Избранное. Семья Резо
Шрифт:
— А вот с тобой я не знаю, как и быть. Этот болван Ладур, по-моему, слишком поздно взялся за дело. В интернате Католического университета уже не осталось ни одной свободной комнаты. Придется тебе жить в городе у некой мадам Полэн, которую он нам порекомендовал. Кстати, сам Ладур…
Вот шлагбаум, некогда белый, вот и гудронированное шоссе, которое под дождем блестит, как цилиндр щеголя, а лепешки коровьего навоза, не поддающиеся ливню, сверкают, как новенькие кокарды. Проглотив слюну, папа договорил:
— …славный человек, очень услужливый.
Странное дело, но когда я слышу это слово в устах одного из представителей нашего семейства, для меня оно всегда звучит так, будто речь идет об испачканной салфетке, которую, не долго думая, бросают в грязное белье.
— …раз он так хорошо разбирается в делах, он сможет дать тебе полезные советы, я его на это уполномочил.
Вряд ли стоит отвечать. Мы уже дошли. Наши чемоданы опущены на обочину, а мы сами, благоразумные, молчаливые, стоим в ряд, как черенки одного и того же дерева. Отец уже истощил весь запас слюны. А нам, троим братьям, нам нечего сказать друг другу — ни при встрече, ни при разлуке. Возможно, мы черенки одного и того же дерева, но привитые тремя различными способами и глубоко равнодушные к соседней особи. Мы до странности не знаем друг друга. Меня это даже начинает удивлять, а удивление у меня обычно сродни негодованию: кроме имени и формы подбородка, какой еще объединяющий признак присущ нам троим? Какие радости, какие чувства, какие вкусы и какие цели? Мы одинаково одеты, но ведь это сходство в одежде, пище и в оборотах речи присуще всем обитателям нашего края, будь они хоть заклятые враги. На самом же деле между нами нет ни малейшей реальной общности, как раз этого и добивалась наша мать, поэтому-то она рассеяла нас, отдалила друг от друга, тем самым ослабив нас.
— Ну, до свидания, дети.
Каждому достается прикосновение мокрых родительских усов.

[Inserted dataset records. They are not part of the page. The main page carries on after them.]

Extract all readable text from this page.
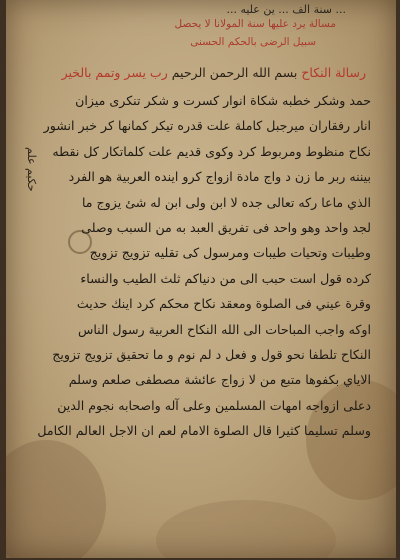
... سنة الف ... ين عليه ...
مسالة يرد عليها سنة المولانا لا يحصل
سبيل الرضى بالحكم الحسنى
رسالة النكاح بسم الله الرحمن الرحيم رب يسر وتمم بالخير
حكيم علم
حمد وشكر خطبه شكاة انوار كسرت و شكر تنكرى ميزان
انار رفقاران ميرجبل كاملة علت قدره تيكر كمانها كر خبر انشور
نكاح منظوط ومربوط كرد وكوى قديم علت كلماتكار كل نقطه
بيننه ربر ما زن د واج مادة ازواج كرو اينده العربية هو الفرد
الذي ماعا ركه تعالى جده لا ابن ولى ابن له شئ يزوج ما
لجد واحد وهو واحد فى تفريق العبد به من السبب وصلى
وطيبات وتحيات طيبات ومرسول كى تقليه تزويج تزويج
كرده قول است حبب الى من دنياكم ثلث الطيب والنساء
وقرة عيني فى الصلوة ومعقد نكاح محكم كرد اينك حديث
اوكه واجب المباحات الى الله النكاح العربية رسول الناس
النكاح تلطفا نحو قول و فعل د لم نوم و ما تحقيق تزويج تزويج
الاياي بكفوها متبع من لا زواج عائشة مصطفى صلعم وسلم
دعلى ازواجه امهات المسلمين وعلى آله واصحابه نجوم الدين
وسلم تسليما كثيرا قال الصلوة الامام لعم ان الاجل العالم الكامل
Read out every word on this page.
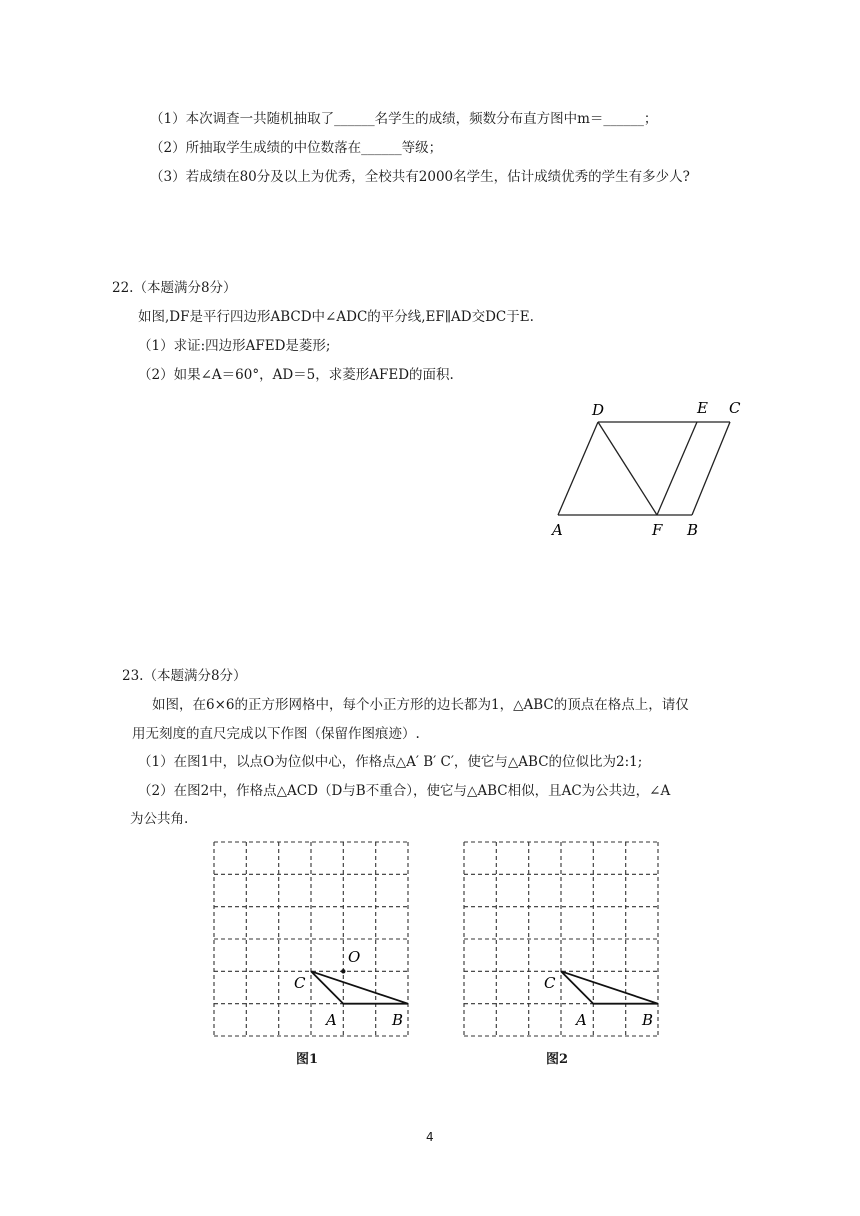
（1）本次调查一共随机抽取了______名学生的成绩，频数分布直方图中m＝______；
（2）所抽取学生成绩的中位数落在______等级；
（3）若成绩在80分及以上为优秀，全校共有2000名学生，估计成绩优秀的学生有多少人?
22.（本题满分8分）
如图,DF是平行四边形ABCD中∠ADC的平分线,EF∥AD交DC于E.
（1）求证:四边形AFED是菱形;
（2）如果∠A＝60°，AD＝5，求菱形AFED的面积.
D	E C
A	F B
23.（本题满分8分）
如图，在6×6的正方形网格中，每个小正方形的边长都为1，△ABC的顶点在格点上，请仅
用无刻度的直尺完成以下作图（保留作图痕迹）.
（1）在图1中，以点O为位似中心，作格点△A′ B′ C′，使它与△ABC的位似比为2:1;
（2）在图2中，作格点△ACD（D与B不重合），使它与△ABC相似，且AC为公共边，∠A
为公共角.
O
C
A	B
图1
C
A	B
图2
4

Одышливая колымага Бокажа — рейсовый автобус — подъезжает, окропляя по дороге изгороди жидкой грязью.
Не обернусь. Я и так знаю, что усы судорожно подергиваются и что зонтик с трудом остается там, где ему положено быть — над папиной шляпой. Итак, в последний раз я вижу его среди этих промозглых руин, в этой рамке, которая так подходит ему, бедняге, и так полно его выражает. Пускай себе идет, пусть очистит о скребок около крыльца свои стопудовые подошвы, прежде чем получить очередной приказ: первое же его письмо наверняка будет сухим, кратким, категоричным. Только в письмах, вдалеке от нас, он становился тем, кем не умел быть в нашем присутствии: главой семьи.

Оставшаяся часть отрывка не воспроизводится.